Employee 1.1 originally had the following quote up as QOD. I loved the quote but wanted to get talk of Bekele up there so I removed it,, but wanted to make sure people saw it.
"Televised Olympic coverage tends to gloss over the inherent masochism of elite athletes, infusing talk of self-sacrifice with nostalgic, frothy prose that hints at a borderline sexual fixation on youth, strength and beauty. While Olympic commentators might inquire about the details of Usain Bolt's diet or Michael Phelps's workout regimen, they do so with a casual levity that attempts to lighten up the somewhat depressing realities of Olympic training, as if eating hundreds of grams of protein and then swimming for five hours a day is just the sort of wacky shenanigans that whippersnappers get up to these days in pursuit of gold."
"... Even as we lean into the brutality of the Olympic spectacle as a means of heightening the stakes and building suspense, we ultimately recognize these athletes as almost a different life-form. While elite athletes once may have represented some ideal embodiment of dedication and tenacity, after decades of higher and higher standards, they now seem more like creatures from a distant galaxy. Of course we can't relate to human beings who have essentially dropped out of life to train around the clock since they were little kids, or to run hundreds of miles straight through the night while eating entire cheesecakes. But that still sounds better than sitting right here, growing steadily older and playing Words With Friends until the 2016 Olympics."
- New York Times writer Heather Havrilesky in an article titled, "The Loneliness of the Person Watching the Long-Distance Runner" about how the general public looks at elite endurance athletes.
"or to run hundreds of miles straight through the night while eating entire cheesecakes"
Did they really just compare Dean Karnazes to Olympic athletes?
It was an interesting read but the couch potato who wrote it compared Dean K and the Born to Run guys to Michael Phelps, Lance Armstrong, and Michael Jordan. There is no mention of any other Olympian.
I guess that's all you need to know about what the general public thinks about Olympic sports.
Yes, the author confused two different phenomena:
The Dominate Athlete - people like winners.
The Masochistic Adventurer - the attractive antidote for parochial hedonists (couch potatoes).
The Dominate Athlete: Yes, MJ worked hard, but that isn't why he was popular. It was because he was the best.

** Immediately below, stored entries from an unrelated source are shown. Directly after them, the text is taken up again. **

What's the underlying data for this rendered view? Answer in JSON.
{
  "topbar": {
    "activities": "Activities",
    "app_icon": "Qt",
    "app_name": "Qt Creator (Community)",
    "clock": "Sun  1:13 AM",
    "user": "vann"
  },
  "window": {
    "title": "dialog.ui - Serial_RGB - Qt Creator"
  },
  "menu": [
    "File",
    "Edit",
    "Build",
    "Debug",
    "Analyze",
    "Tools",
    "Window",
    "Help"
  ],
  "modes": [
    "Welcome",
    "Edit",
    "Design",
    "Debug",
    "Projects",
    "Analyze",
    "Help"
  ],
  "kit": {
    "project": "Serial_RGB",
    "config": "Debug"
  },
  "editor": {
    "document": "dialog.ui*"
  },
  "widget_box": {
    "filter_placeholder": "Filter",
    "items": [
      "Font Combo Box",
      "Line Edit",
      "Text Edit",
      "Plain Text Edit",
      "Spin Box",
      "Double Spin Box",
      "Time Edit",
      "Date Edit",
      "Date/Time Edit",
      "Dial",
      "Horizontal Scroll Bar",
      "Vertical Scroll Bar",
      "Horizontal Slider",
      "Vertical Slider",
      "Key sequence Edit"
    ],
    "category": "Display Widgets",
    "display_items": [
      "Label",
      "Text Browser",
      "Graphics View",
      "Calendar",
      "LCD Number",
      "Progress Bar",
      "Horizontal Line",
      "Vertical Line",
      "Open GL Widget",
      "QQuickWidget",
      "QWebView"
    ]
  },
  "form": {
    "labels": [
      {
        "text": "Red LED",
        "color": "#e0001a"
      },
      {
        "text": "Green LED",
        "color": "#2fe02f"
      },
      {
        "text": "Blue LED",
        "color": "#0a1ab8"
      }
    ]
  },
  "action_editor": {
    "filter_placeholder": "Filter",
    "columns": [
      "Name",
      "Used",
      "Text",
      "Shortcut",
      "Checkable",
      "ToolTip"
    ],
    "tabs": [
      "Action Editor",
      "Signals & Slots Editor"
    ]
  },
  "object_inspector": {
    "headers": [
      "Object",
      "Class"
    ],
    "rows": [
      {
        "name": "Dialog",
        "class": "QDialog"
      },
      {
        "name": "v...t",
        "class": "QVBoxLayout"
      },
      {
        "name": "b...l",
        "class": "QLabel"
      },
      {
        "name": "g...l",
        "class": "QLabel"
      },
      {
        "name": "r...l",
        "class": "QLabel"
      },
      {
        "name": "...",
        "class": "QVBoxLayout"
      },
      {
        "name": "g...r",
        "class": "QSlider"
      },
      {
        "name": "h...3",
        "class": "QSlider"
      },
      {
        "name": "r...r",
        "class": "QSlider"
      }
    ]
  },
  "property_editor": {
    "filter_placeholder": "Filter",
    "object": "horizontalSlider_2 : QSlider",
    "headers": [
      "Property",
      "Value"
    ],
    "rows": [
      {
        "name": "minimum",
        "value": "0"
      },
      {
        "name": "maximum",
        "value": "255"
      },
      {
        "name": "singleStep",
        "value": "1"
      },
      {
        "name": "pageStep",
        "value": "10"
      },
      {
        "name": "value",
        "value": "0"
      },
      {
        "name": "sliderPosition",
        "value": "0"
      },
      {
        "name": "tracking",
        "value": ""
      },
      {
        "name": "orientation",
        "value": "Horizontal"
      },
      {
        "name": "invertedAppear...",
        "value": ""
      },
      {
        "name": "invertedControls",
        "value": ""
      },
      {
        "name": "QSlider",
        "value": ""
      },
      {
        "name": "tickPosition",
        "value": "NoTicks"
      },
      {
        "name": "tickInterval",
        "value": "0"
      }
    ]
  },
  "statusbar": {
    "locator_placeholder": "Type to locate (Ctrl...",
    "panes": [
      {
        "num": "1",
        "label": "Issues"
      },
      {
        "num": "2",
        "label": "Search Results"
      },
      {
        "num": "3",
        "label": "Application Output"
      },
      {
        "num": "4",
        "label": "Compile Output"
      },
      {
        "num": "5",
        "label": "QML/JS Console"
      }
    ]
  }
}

When the Bulls started winning championships and when he led the dream team that's when we he really took off.
Lance's tours and Phelps's wins are the same. You can put Tiger and Dale Earnhardt Sr in that category although their athlete-ness could be questioned.
Masochistic Adventurer: ultra runners and the like. They are adventurers pushing boundaries. There goal is to do it. Athletes compete in stylized games with well established boundaries - there goal is to win / do it better then everyone else.
Nevertheless - Phelps's quote was funny - you can't spell couch potato without pot.
The article was good until the mention of Karnazes and the barefoot dude. That totally lost me.